While Fingers would cancel out Hader, the 2021 have the edge elsewhere in the bullpen. Brent Suter (12-5, 3.13), Brad Boxberger (5-4, 3.36), Devin Williams (8-2, 2.55), Hunter Strickland (3-2, 1.83), Jake Cousins (1-0, 1.82) and Aaron Ashby (3-0, 2.77) have all been quality pitchers. Advantage: 2021.
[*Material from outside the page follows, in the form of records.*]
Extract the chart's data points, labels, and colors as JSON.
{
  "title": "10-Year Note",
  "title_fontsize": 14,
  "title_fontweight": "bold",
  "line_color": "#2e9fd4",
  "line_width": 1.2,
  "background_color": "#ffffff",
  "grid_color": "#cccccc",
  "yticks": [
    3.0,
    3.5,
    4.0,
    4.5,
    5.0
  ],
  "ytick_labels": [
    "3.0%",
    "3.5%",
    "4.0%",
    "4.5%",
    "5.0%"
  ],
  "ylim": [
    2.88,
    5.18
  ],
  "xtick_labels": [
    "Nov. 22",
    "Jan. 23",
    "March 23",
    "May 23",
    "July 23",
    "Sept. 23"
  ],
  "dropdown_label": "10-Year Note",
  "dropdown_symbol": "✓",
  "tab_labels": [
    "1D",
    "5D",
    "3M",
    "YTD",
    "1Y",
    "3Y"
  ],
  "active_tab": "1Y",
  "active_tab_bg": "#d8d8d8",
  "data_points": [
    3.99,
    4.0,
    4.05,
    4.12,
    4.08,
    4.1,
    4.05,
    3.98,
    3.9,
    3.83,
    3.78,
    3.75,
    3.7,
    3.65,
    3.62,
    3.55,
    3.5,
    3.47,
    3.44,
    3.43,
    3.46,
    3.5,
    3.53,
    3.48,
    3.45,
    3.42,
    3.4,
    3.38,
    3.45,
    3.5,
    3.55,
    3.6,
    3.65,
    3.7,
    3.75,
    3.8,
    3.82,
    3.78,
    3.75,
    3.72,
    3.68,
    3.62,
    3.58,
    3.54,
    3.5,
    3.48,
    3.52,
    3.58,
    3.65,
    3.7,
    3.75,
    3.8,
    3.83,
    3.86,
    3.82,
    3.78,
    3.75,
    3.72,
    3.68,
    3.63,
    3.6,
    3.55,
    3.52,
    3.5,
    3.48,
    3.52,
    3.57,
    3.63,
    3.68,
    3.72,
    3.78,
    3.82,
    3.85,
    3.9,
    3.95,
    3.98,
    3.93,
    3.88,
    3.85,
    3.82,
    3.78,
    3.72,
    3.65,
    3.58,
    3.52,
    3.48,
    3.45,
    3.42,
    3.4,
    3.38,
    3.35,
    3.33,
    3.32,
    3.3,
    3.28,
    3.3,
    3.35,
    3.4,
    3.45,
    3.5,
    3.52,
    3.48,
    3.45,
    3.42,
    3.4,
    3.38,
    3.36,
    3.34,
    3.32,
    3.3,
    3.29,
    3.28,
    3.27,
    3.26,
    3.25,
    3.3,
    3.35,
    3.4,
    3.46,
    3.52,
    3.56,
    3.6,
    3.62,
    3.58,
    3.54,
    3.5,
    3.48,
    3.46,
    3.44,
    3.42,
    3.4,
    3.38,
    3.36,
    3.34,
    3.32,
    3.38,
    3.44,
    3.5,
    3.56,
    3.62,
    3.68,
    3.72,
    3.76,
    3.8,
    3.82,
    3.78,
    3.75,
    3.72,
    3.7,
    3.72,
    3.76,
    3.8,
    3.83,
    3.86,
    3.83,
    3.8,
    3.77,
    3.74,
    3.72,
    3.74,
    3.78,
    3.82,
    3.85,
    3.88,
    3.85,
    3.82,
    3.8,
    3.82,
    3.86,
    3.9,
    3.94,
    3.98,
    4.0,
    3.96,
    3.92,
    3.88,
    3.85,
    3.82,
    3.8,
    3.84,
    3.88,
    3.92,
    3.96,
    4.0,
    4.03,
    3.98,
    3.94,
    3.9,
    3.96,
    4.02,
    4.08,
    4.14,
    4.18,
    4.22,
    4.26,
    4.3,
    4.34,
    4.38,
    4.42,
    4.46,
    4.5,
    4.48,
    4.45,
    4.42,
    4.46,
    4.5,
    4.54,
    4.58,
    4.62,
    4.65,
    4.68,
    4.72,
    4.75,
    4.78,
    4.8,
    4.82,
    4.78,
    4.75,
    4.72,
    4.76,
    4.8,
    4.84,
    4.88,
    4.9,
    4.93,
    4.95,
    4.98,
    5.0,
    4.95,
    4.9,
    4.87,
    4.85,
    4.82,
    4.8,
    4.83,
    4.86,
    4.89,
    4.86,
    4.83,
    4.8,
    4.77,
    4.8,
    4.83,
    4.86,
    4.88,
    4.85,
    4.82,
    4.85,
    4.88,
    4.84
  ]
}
CONCLUSION: Position by position, the 1982 Brewers dominate 2021 when it comes to offense. They mashed the ball which was fortunate because they had just enough pitching to get by. Going into the World Series, their offense was Goliath compared to the 1982 Cardinals’ David, yet they lost. St. Louis won with speed and defense. Milwaukee had a good defense. St. Louis had a great defense.
The Cardinals also had Bruce Sutter the whole year while the Brewers didn’t have Fingers when they needed him the most.
The 2021 Brewers are built more like the 1982 Cardinals. They rely on tremendous defense and pitching and just enough hitting to get by. We’ll have to see how that plays out in the playoffs.